Saturday, May 06, 2006

Jahanbeglou under Security Pressure

Koroush Salimi, Rooz Online:
The news of the arrest and detention of Iranian-Canadian scholar and researcher, Ramin Jahanbeglou, has stirred serious concerns among intellectuals, who fear that former intelligence agents who had lost their posts they held in the reformist government of Khatami have once again begun their threatening moves by supporting the new hardline government. There are fears that these shadow agents, as they are known because they are not publicly known, have once again targeted Iranian intellectuals. READ MORE

On the fourth day of Jahanbeglou's arrest, Fars news agency confirmed his detention in the notorious Evin prison and quoted an informed official that the Iranian Canadian professor is accused of espionage. His arrest is a reminder of the events in Iran during the late 1990s that later became known as the serial murders when Iran’s ministry of intelligence engaged in murdering dissident intellectuals. In some cases, those arrested were not executed but they were denied all access to legal help or counsel. Such cases always began with an arrest, then charges of espionage and finally execution. Such methods had been used by the ministry to eliminate Siamak Pourzand, Faraj Sarkkouhi, Abbas Abdi, Hussein Ghazian, and Abdolfatah Soltani.

The news of Ramin Jahanbeglou's arrest has been widely covered by the international media, partly because he was a well-known and active dissident thinker. At the same time, he has never been involved in political activities and has remained a scholar doing desk or field research on philosophy and cultural issues. Observes believe that his arrest is a frightening signal indicating that a group of secret shadow ultra-radical intelligence agents are returning to terrorize society and intellectual circles. These agents have openly said that they believe that intellectuals are elements of "Western cultural invasion" and because they often feel threatened by them they take measures to limit their activities. Some of these agents were expelled from the ministry of intelligence during the reform government of President Mohammad Khatami but soon re-established themselves as shadow intelligence groups on other security positions. These agents believe that secular thinkers and those who believe in democracy are dangerous enemies of the Islamic regime.

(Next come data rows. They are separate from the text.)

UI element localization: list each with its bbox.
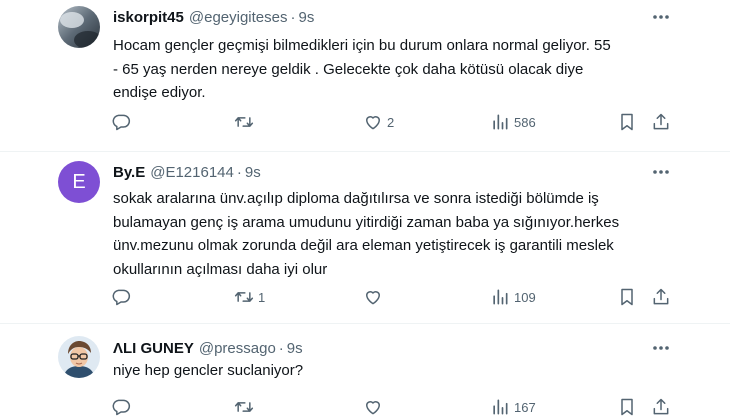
tweet-time[interactable]: 9s [287, 340, 303, 357]
bookmark-button[interactable] [617, 396, 637, 418]
tweet[interactable]: ΛLI GUNEY @pressago · 9s niye hep gencle… [0, 324, 730, 420]
more-icon[interactable] [648, 7, 674, 27]
views-button[interactable]: 167 [490, 396, 536, 418]
like-button[interactable] [363, 286, 387, 308]
bookmark-icon [617, 112, 637, 132]
tweet-actions: 2 586 [0, 111, 730, 133]
share-icon [651, 112, 671, 132]
retweet-icon [234, 397, 254, 417]
share-button[interactable] [651, 111, 671, 133]
retweet-icon [234, 287, 254, 307]
retweet-count: 1 [258, 289, 266, 305]
avatar[interactable]: E [58, 161, 100, 203]
share-icon [651, 397, 671, 417]
retweet-icon [234, 112, 254, 132]
tweet[interactable]: iskorpit45 @egeyigiteses · 9s Hocam genç… [0, 0, 730, 152]
reply-icon [111, 287, 131, 307]
bookmark-icon [617, 397, 637, 417]
avatar[interactable] [58, 6, 100, 48]
views-count: 586 [514, 114, 536, 130]
more-icon[interactable] [648, 338, 674, 358]
author-handle[interactable]: @pressago [199, 340, 276, 357]
bookmark-button[interactable] [617, 111, 637, 133]
separator-dot: · [290, 8, 296, 26]
author-name[interactable]: ΛLI GUNEY [113, 340, 194, 357]
retweet-button[interactable] [234, 396, 258, 418]
tweet-text: sokak aralarına ünv.açılıp diploma dağıt… [113, 190, 620, 278]
avatar-letter: E [72, 170, 86, 193]
tweet-time[interactable]: 9s [245, 164, 261, 181]
retweet-button[interactable] [234, 111, 258, 133]
reply-icon [111, 112, 131, 132]
retweet-button[interactable]: 1 [234, 286, 265, 308]
author-handle[interactable]: @E1216144 [150, 164, 234, 181]
reply-icon [111, 397, 131, 417]
tweet-time[interactable]: 9s [299, 9, 315, 26]
views-icon [490, 287, 510, 307]
views-count: 167 [514, 399, 536, 415]
like-button[interactable]: 2 [363, 111, 394, 133]
bookmark-icon [617, 287, 637, 307]
like-button[interactable] [363, 396, 387, 418]
more-icon[interactable] [648, 162, 674, 182]
bookmark-button[interactable] [617, 286, 637, 308]
author-name[interactable]: By.E [113, 164, 145, 181]
tweet-actions: 1 109 [0, 286, 730, 308]
separator-dot: · [236, 163, 242, 181]
separator-dot: · [278, 339, 284, 357]
views-button[interactable]: 109 [490, 286, 536, 308]
tweet[interactable]: E By.E @E1216144 · 9s sokak aralarına ün… [0, 152, 730, 324]
views-icon [490, 112, 510, 132]
like-icon [363, 112, 383, 132]
reply-button[interactable] [111, 286, 135, 308]
tweet-text: Hocam gençler geçmişi bilmedikleri için … [113, 37, 611, 101]
like-icon [363, 397, 383, 417]
reply-button[interactable] [111, 396, 135, 418]
views-count: 109 [514, 289, 536, 305]
author-name[interactable]: iskorpit45 [113, 9, 184, 26]
reply-button[interactable] [111, 111, 135, 133]
tweet-text: niye hep gencler suclaniyor? [113, 362, 304, 379]
like-icon [363, 287, 383, 307]
tweet-actions: 167 [0, 396, 730, 418]
avatar[interactable] [58, 336, 100, 378]
views-icon [490, 397, 510, 417]
share-button[interactable] [651, 396, 671, 418]
author-handle[interactable]: @egeyigiteses [189, 9, 288, 26]
views-button[interactable]: 586 [490, 111, 536, 133]
share-icon [651, 287, 671, 307]
like-count: 2 [387, 114, 395, 130]
share-button[interactable] [651, 286, 671, 308]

The ultra hardline and pro-government daily Keyhan usually publishes first hand news about arrests and interrogations because it has deep sources in the intelligence-security apparatus. In its story on Jahanbeglou's arrest, Keyhan, for example, claims that the Iranian-Canadian scholar had fled to the West after the victory of the Islamic Republic and had been active in panels and seminar of the so-called reform front since his return to Iran a few years ago.

Keyhan accused Jahanbeglou of close cooperation with dissident monarchist circles and other counter-revolutionaries outside Iran. Jahanbeglou had been in contact with a wide number of Iranian exiles, which included monarchists etc. So wide were his contacts that Faraj Sarkouhi who is a European-based Iranian writer in exile once called him a foreign agent who was active in deceiving Iranians with his intellectual ideas and who was in fact was a foreign spy. Keyhan further charged that Jahanbeglou had been a signatory to numerous statements issued by counter-revolutionary groups which criticized the Islamic regime.

Dissidents who have personally experienced similar attacks point out that the regime arrests and then raises serious charges against dissidents, while the victim remains in solitary confinement and is denied any contact with his family or a lawyer. The person is then subjected to long and petrifying interrogations. This continues until the victim is forced to “confessions” which remain in his file for the prosecutor and the judge to use at his hearings and eventual trial.

A former Iranian political prisoner said that these days having a foreign drivers license or talking to a foreign diplomat results in the person being seen as a foreign spy, leading to his arrest and imprisonment.